Even before COVID-19 hit, the state of New York was facing an outflow of tax-paying residents.
The state had an average annual net out-migration of 28,700 part-year residents, or 0.3% of taxpayers, between 2015 and 2019, according to a
Families looking for more space and wealthy individuals trying to save on taxes are leaving the state, which is among the most expensive places to live. That’s left a challenge for state and local officials and their ability to raise revenue.
“New York’s fiscal health is linked to attracting and retaining taxpayers,” DiNapoli said. “The personal income tax is the single largest state revenue source for New York, accounting for two of every three tax dollars.”
In the five years leading up to 2020, the largest number of movers were married filers, who left New York at twice the rate of all filers and five times the rate of those who are single. Married filers making between $100,000 and $500,000 per year made up the largest numbers of departures.
Meanwhile in 2019, about 3% of New York’s personal income tax filers were part-year residents — another metric that may have grown after the outbreak of the pandemic when many people fled to second homes or back in with their parents.

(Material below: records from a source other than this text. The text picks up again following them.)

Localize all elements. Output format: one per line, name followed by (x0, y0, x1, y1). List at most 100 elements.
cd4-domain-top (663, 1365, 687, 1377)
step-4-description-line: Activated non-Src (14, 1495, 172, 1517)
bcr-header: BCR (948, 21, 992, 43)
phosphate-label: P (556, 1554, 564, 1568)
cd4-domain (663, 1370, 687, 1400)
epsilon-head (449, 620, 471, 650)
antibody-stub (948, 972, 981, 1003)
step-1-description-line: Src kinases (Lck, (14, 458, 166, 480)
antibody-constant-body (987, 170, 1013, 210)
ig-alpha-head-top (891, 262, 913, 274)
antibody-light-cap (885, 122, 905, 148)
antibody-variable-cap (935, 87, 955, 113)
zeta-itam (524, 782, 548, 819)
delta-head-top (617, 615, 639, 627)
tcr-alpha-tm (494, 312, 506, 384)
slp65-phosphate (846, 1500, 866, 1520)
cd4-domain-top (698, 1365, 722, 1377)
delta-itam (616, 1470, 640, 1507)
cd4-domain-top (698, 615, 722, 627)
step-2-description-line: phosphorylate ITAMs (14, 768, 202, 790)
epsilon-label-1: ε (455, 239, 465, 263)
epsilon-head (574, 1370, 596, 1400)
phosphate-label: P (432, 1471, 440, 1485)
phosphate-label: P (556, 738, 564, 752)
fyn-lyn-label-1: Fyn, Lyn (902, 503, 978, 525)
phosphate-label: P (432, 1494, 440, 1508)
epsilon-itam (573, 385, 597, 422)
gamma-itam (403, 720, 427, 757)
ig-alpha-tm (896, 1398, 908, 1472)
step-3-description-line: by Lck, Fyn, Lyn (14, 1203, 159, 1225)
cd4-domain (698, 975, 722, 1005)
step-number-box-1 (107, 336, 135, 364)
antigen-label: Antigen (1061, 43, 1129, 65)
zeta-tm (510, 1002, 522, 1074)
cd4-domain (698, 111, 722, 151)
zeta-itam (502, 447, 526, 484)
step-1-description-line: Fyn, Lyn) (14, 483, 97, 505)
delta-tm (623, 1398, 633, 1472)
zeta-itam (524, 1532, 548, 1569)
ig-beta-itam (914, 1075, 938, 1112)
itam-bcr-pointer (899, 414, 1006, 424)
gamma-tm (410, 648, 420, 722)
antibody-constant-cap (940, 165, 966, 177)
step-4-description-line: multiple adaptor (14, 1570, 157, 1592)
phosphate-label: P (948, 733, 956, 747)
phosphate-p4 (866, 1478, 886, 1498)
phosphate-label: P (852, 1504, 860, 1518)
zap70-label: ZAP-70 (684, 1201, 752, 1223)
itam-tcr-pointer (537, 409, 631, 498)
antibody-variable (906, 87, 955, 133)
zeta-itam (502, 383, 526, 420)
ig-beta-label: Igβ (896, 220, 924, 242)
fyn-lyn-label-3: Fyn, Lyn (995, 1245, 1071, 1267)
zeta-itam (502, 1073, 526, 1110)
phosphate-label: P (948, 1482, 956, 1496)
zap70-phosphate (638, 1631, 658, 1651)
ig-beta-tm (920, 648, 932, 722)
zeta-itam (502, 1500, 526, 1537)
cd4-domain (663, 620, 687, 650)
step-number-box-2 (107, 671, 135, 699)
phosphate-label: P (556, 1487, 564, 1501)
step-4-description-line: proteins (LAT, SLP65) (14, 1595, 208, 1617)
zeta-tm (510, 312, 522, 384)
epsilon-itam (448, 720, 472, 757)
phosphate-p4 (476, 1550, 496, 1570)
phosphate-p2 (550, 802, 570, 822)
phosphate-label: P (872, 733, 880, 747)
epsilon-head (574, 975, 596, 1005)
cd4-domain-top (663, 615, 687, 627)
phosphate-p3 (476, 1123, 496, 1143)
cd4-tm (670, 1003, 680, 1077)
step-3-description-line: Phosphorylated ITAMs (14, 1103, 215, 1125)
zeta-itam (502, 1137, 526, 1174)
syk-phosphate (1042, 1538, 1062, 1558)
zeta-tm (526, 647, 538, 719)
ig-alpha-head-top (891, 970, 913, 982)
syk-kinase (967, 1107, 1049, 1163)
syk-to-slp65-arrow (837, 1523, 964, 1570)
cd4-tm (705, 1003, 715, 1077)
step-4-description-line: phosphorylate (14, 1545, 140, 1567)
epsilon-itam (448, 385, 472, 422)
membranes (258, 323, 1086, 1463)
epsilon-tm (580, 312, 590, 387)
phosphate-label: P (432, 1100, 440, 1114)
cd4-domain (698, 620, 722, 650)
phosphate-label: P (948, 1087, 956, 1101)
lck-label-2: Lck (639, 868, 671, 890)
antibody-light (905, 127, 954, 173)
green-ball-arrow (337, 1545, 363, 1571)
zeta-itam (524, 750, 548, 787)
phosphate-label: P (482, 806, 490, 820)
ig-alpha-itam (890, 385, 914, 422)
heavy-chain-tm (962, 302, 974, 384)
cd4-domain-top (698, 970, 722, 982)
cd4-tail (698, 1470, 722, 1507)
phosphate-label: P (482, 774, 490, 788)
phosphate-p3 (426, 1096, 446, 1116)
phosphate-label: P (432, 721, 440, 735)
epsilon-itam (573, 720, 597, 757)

Pre-pandemic, the typical part-year resident had a higher income than full-time residents. For instance, 23.3% of part-year residents had an income of at least $100,000 versus 18.7% of full-year ones.
Further, nonresidents comprised 10% of filers, or about 1.1 million tax returns, but were responsible for 15% of the personal income tax the state collected. This is because nonresidents must file New York income tax if they receive income from New York sources. Nearly half of all taxpayers with incomes of $1 million or more were nonresidents, according to the report.